Conjuntura Governo italiano quer cortar impostos às empresas para combater recessão

Governo italiano quer cortar impostos às empresas para combater recessão

O primeiro-ministro transalpino Conte confirmou que o executivo italiano quer aprovar esta quinta-feira um pacote de estímulo ao crescimento económico. Uma das medidas em cima da mesa é o corte de IRC sobre lucros reinvestidos.
Governo italiano quer cortar impostos às empresas para combater recessão
David Santiago 04 de abril de 2019 às 14:22

Itália prepara-se para assumir oficialmente que a economia transalpina, atualmente em recessão técnica, deverá crescer apenas 0,1% em 2019, muito abaixo dos 1% previstos pelo executivo liderado por Giuseppe Conte. Como tal, o governo italiano quer aprovar já esta quinta-feira, 4 de abril, um pacote de estímulos económicos que permita obter um "crescimento robusto".

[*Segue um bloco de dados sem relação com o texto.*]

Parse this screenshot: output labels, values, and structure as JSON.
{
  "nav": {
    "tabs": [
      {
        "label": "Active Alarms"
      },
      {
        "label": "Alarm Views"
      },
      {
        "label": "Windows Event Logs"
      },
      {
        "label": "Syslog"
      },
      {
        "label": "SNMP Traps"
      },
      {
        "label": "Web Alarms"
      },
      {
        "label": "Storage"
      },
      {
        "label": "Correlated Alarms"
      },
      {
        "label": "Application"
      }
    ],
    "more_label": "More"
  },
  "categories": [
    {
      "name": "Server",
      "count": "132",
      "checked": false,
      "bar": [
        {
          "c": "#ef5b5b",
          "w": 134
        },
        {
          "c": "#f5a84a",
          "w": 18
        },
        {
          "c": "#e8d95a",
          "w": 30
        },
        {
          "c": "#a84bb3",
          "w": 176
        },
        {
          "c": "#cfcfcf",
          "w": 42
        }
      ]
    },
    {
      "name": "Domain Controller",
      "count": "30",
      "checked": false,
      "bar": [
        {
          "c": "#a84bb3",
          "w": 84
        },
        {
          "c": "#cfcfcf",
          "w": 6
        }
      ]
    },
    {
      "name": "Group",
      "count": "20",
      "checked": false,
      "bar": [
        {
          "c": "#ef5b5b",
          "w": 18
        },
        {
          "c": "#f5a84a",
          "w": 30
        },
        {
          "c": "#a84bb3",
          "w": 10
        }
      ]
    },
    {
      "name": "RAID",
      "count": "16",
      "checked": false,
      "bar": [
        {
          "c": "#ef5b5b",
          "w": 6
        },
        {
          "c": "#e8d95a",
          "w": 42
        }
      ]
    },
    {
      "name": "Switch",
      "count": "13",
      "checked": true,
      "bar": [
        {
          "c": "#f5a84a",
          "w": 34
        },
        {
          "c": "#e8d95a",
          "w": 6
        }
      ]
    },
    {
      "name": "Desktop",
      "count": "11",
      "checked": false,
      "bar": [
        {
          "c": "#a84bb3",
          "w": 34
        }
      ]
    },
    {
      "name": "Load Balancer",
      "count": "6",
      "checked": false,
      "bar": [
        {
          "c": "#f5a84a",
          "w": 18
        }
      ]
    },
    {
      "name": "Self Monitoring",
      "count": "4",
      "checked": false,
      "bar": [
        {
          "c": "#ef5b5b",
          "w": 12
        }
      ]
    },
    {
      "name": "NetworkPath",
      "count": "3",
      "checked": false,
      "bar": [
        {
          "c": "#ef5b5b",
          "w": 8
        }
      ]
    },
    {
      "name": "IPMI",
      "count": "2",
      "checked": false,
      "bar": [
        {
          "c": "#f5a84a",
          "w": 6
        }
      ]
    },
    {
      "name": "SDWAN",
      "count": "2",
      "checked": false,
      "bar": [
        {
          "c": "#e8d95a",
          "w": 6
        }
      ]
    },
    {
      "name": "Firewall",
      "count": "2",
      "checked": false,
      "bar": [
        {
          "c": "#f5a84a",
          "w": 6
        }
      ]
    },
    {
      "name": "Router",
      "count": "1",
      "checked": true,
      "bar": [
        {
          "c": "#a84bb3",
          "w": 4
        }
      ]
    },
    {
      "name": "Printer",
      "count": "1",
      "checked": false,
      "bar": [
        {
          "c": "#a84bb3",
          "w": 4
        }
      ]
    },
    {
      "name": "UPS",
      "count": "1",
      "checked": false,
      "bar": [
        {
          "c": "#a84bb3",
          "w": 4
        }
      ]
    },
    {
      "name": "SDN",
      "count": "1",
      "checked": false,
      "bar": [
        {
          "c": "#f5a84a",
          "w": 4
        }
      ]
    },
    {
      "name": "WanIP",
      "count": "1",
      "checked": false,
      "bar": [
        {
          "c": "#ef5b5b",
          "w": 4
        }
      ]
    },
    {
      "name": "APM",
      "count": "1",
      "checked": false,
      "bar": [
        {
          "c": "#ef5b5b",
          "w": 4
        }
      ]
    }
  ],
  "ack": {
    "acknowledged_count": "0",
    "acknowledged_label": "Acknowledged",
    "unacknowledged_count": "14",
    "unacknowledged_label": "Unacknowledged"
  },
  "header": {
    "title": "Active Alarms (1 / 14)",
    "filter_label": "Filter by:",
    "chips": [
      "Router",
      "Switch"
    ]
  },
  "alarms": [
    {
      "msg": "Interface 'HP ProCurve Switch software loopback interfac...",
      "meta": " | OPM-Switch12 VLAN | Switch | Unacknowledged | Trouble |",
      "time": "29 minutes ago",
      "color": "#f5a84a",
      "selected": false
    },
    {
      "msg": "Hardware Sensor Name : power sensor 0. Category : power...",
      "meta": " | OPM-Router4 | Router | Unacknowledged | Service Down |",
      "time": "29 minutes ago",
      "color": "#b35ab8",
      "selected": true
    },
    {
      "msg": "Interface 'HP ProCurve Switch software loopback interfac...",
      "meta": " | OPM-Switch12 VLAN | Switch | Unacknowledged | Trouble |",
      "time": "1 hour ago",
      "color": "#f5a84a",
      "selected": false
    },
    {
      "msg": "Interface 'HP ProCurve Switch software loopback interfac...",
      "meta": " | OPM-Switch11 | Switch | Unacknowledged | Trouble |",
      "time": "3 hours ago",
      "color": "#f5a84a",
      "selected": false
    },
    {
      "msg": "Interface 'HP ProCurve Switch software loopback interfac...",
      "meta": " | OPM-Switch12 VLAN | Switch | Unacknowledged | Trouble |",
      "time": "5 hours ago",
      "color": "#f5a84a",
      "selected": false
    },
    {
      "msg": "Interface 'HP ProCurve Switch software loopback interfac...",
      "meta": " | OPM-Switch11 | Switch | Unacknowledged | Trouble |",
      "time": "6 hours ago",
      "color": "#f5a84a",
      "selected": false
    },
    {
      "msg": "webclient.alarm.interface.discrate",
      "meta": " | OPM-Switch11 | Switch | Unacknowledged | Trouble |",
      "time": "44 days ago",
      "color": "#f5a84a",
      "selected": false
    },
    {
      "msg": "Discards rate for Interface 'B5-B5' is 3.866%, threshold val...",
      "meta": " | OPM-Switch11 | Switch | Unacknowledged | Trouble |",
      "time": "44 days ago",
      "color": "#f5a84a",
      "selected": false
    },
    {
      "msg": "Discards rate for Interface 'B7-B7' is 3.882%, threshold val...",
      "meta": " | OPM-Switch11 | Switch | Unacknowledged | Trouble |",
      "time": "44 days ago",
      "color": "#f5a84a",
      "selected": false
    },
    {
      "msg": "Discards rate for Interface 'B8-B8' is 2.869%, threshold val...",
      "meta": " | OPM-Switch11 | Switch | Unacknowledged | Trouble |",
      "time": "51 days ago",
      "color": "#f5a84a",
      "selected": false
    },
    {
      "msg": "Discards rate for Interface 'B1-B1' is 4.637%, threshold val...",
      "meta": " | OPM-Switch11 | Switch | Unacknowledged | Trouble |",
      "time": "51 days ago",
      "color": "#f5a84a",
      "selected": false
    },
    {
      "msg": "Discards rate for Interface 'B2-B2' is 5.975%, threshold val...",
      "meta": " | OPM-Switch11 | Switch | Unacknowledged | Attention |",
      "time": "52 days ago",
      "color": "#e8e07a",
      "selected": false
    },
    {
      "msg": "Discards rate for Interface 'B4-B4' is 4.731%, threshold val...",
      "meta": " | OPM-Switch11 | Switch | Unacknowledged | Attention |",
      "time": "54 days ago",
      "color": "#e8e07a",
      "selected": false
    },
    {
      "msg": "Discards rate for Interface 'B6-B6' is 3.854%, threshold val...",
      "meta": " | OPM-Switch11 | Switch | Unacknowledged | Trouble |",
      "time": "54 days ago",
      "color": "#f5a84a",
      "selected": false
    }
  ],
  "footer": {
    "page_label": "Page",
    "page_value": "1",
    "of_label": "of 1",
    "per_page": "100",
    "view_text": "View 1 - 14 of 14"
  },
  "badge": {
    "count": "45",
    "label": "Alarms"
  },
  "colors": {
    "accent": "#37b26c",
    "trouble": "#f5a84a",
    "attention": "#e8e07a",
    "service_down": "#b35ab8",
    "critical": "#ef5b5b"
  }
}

A expressão foi utilizada pelo próprio primeiro-ministro italiano que garante que o executivo de aliança entre a Liga de Matteo Salvini e o 5 Estrelas de Luigi Di Maio está "muito unido" na intenção de criar para a uma "rápida recuperação" económica.

Citado pelo La Stampa, Conte disse que no conselho de ministros de hoje deverão ficar fechadas as medidas para impulsionar a economia, sobretudo voltadas para "o apoio às empresas, aos trabalhadores e à atividade industrial".

Já de acordo com o jornal Il Sole 24 Ore, entre as medidas consideradas está a redução progressiva do IRC, com uma diminuição inicial de 24% para 22,5% no ano em curso, além de cortes aplicados ao imposto pago por empresas que reinvistam os respetivos lucros.

Também está previsto o aumento de 40% para 50% da dedutibilidade do Imu (imposto municipal previsto no sistema tributário transalpino que incide sobre a componente imobiliária do patromónio) em 2019 e para 80% no triénio 2020-2022.

O essencial deste pacote de estímulos terá ficado fechado depois de esta quarta-feira terem sido ultrapassadas as tensões entre o ministério das Finanças, tutelado por Giovanni Tria, e o ministério do Desenvolvimento Económico, liderado por Di Maio.

Só a 10 de abril, quando for aprovado o Programa de Estabilidade que ao abrigo das regras comunitárias Roma tem de enviar para a Comissão Europeia, é que o executivo transalpino vai rever em baixa as projeções de crescimento do PIB para apenas 0,1% em 2019. A Comissão prevê uma expansão de 0,2%.

Este número é tido como certo desde que na semana passada foi noticiado, com base num documento de trabalho do governo revelado pela imprensa, que o governo que apostou tudo num orçamento expansionista, provocando um inédito chumbo de Bruxelas à proposta de orçamento enviada para Bruxelas, reconhece agora que as metas traçadas vão ficar longe de ser atingidas.